Global wave energy inventories show that the West Coast of Canada possesses one of the most energetic wave climates in the world, with an annual wave energy flux of 40–50 kW/m at the continental shelf. With this wave climate there is an opportunity to generate significant quantities of electricity through wave energy conversion (WEC) technologies. However, detailed knowledge of both the temporal and spatial distribution of both wave climate and energy production characteristics are missing precursors to the development of this regional wave energy opportunity.
To quantify the gross wave energy resource along the West Coast of Vancouver Island, and hence the feasibility of deploying WEC technologies, a detailed Simulating WAves Nearshore (SWAN) numerical wave propagation model was developed. The SWAN model encompasses 410,000 km2, covers 1500 km of the Western Canadian coastline and the resolution is optimised by water depth and proximity to areas of high wave energy flux. The SWAN model hindcasts wave conditions for the 10 year period, at a 3 h temporal resolution. Independent validation of the SWAN model indicates a 0.92 correlation coefficient for significant wave heights and 0.80 for average wave periods.

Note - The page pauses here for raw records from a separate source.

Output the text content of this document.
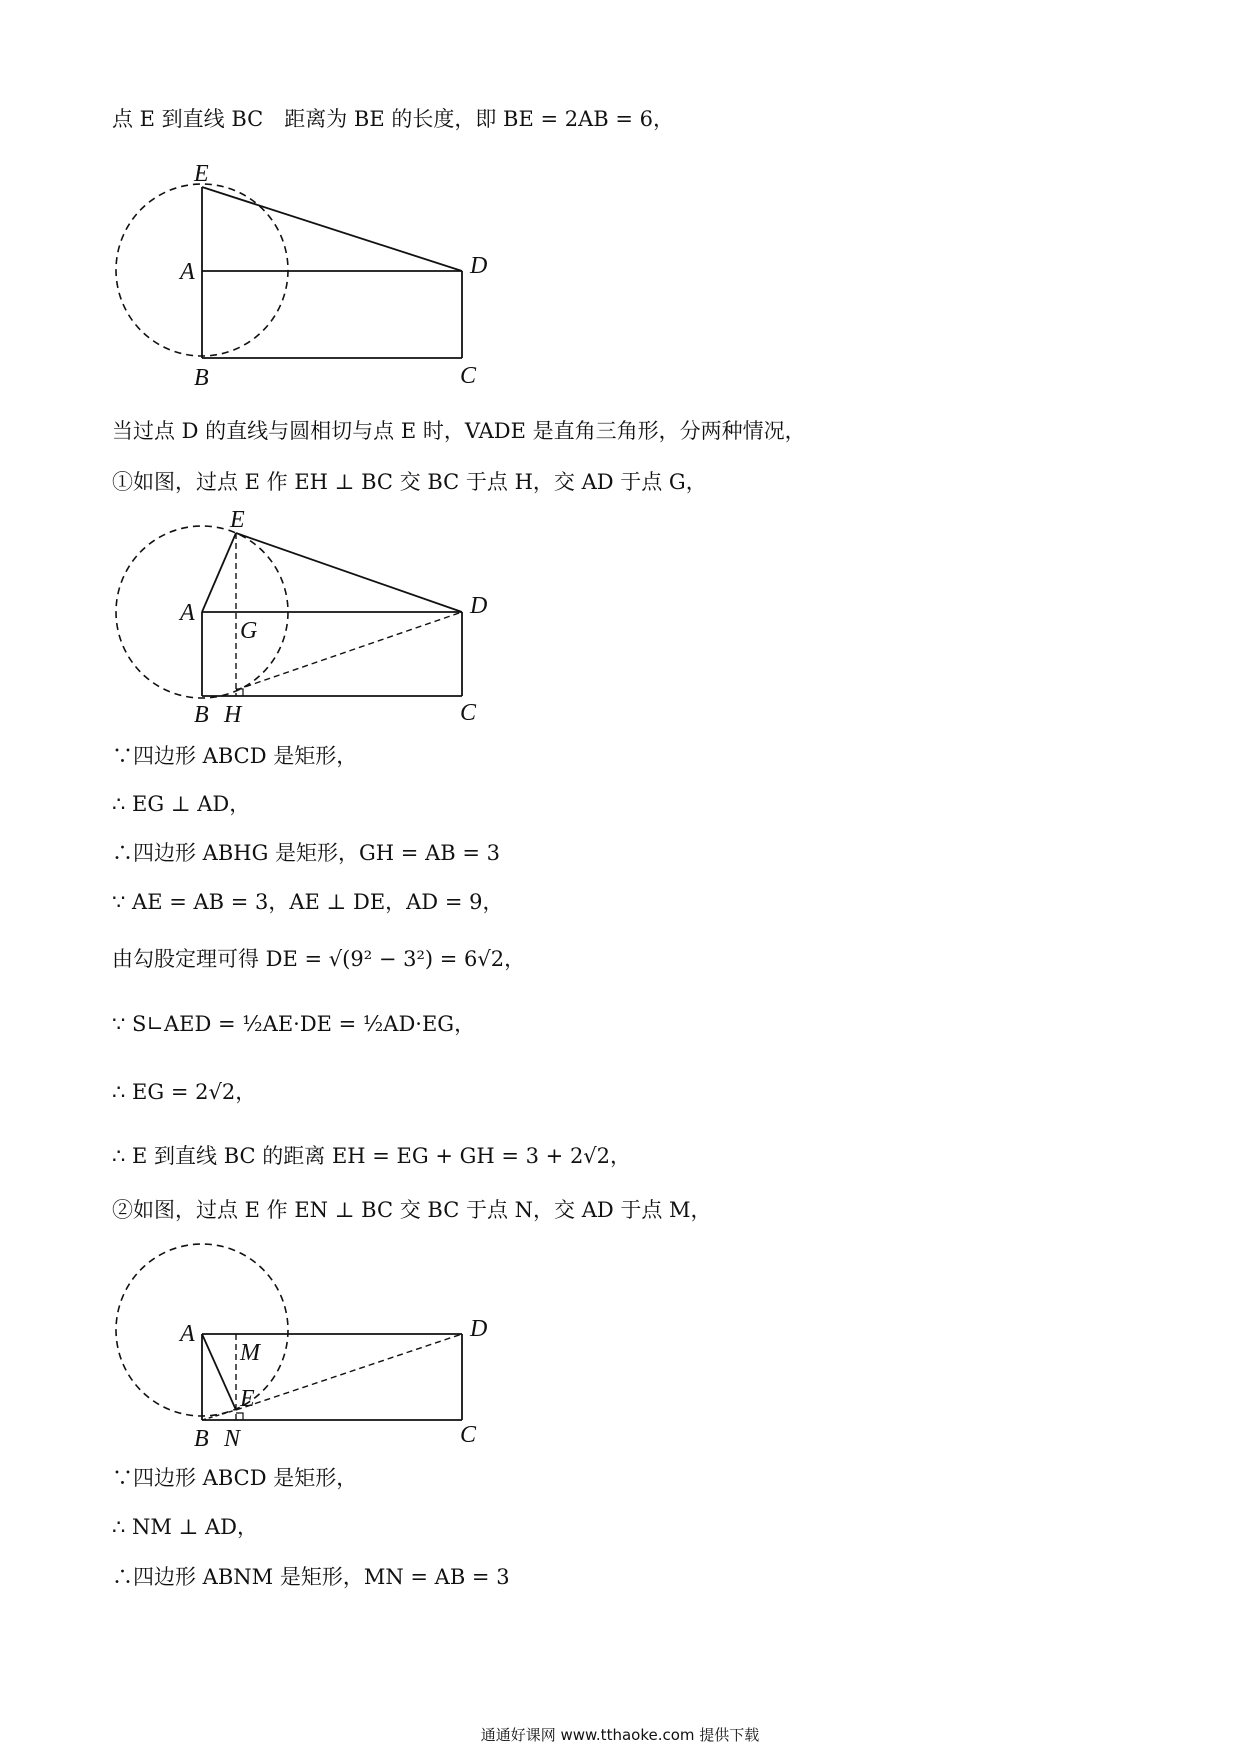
点 E 到直线 BC　距离为 BE 的长度，即 BE = 2AB = 6，
E
A	D
B	C
当过点 D 的直线与圆相切与点 E 时，VADE 是直角三角形，分两种情况，
①如图，过点 E 作 EH ⊥ BC 交 BC 于点 H，交 AD 于点 G，
E
A	D
G
B H	C
∵四边形 ABCD 是矩形，
∴ EG ⊥ AD，
∴四边形 ABHG 是矩形，GH = AB = 3
∵ AE = AB = 3，AE ⊥ DE，AD = 9，
由勾股定理可得 DE = √(9² − 3²) = 6√2，
∵ S∟AED = ½AE·DE = ½AD·EG，
∴ EG = 2√2，
∴ E 到直线 BC 的距离 EH = EG + GH = 3 + 2√2，
②如图，过点 E 作 EN ⊥ BC 交 BC 于点 N，交 AD 于点 M，
A
M
D
E
B N	C
∵四边形 ABCD 是矩形，
∴ NM ⊥ AD，
∴四边形 ABNM 是矩形，MN = AB = 3
通通好课网 www.tthaoke.com 提供下载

To translate the gross resource data into electricity generation estimates, novel methods to reveal high priority WEC farm deployment locations were implemented. Using generic WEC performance metrics, theoretical wave farm outputs were synthesized over a decade long time scale. Regional WEC farms were shown capable to providing up to 139.92 GWh of energy to the electrical grid annually. The seasonality of the WEC generated electricity correlates well with the load demand within the region.
This updated understanding of the wave climate and wave power production opportunity in Western Canada provides the necessary data to electrical utilities and policy makers to assess the opportunity benefits and costs associated with future WEC industry in Canada.